NOLAN FINLEY

Editor’s Note: Is Michigan really in play?

Nolan Finley
The Detroit News

In today’s era of analytics-driven campaigning, candidates for president focus their efforts on a handful of states the data tells them are in play, and pretty much ignore the rest.

In fact, the research has been perfected to the point that campaigns know which counties within a state will decide the outcome of an election.

So why is Donald Trump coming back to Michigan? And not only to Michigan, to Detroit, a city that hasn’t gone for a Republican candidate for any office in as long as anyone can remember?

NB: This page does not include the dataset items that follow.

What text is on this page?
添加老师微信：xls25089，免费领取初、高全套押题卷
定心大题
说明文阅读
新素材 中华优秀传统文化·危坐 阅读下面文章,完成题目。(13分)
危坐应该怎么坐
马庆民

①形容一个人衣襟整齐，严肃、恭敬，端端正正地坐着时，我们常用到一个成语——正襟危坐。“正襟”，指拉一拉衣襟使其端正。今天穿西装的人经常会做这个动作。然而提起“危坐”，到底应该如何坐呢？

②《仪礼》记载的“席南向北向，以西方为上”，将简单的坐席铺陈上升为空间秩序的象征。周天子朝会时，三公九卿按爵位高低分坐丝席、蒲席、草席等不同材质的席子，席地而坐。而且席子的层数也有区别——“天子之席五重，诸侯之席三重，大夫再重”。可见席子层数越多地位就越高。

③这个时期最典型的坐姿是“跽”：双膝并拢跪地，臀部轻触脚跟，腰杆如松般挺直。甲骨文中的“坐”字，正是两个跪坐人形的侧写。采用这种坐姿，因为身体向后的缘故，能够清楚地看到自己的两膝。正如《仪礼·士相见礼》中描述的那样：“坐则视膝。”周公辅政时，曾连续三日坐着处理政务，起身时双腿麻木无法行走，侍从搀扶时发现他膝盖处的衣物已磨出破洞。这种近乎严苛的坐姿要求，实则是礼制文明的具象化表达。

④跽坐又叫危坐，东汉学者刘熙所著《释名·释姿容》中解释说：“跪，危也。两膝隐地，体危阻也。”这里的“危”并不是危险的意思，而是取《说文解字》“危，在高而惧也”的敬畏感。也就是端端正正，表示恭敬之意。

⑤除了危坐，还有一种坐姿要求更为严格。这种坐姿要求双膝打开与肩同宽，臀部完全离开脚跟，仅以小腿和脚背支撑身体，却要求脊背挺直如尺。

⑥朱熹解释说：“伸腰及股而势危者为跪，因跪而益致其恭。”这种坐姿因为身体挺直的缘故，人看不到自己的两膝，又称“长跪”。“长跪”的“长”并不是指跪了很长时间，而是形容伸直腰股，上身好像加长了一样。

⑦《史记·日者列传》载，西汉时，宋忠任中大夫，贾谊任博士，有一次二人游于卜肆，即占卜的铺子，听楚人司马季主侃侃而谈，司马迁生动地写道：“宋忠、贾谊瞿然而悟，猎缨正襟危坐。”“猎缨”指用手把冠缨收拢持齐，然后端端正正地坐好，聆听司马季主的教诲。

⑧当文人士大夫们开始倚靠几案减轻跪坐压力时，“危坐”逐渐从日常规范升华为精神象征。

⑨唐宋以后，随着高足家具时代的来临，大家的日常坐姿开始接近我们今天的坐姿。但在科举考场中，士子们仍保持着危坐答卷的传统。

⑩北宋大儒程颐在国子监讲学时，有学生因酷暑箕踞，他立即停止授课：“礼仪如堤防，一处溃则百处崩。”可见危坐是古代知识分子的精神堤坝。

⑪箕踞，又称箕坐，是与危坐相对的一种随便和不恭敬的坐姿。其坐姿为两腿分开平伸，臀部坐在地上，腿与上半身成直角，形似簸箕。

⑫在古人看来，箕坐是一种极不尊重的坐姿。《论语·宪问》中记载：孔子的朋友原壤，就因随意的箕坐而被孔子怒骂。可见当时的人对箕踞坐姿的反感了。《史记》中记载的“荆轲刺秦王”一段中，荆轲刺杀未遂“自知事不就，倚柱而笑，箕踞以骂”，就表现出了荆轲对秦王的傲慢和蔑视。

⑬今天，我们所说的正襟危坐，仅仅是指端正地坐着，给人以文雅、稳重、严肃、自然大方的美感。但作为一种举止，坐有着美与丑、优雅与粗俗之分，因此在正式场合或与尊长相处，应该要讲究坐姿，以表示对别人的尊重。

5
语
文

The GOP presidential nominee must see an opportunity here that isn’t evident in the polls.

His campaign confirmed this week he is coming back to Detroit in early September with former presidential hopeful Dr. Ben Carson, a Detroit native, to continue pitching his candidacy to black voters. Trump was here a few weeks ago for a speech to the Detroit Economic Club, and was in West Michigan last week.

That’s a lot of visits to a state where the last round of local polling had Trump trailing Hillary Clinton by nearly 10 percentage points.

The race is tightening across the country, and in Michigan as well. A Suffolk University poll Thursday had Trump behind by 7 percentage points here.

That’s still a sizable gap, and the fact that Michigan hasn’t voted for a Republican presidential candidate since 1988 would suggest there are greener pastures where Trump should be devoting his time.

But he clearly still sees Michigan as a state he can convert.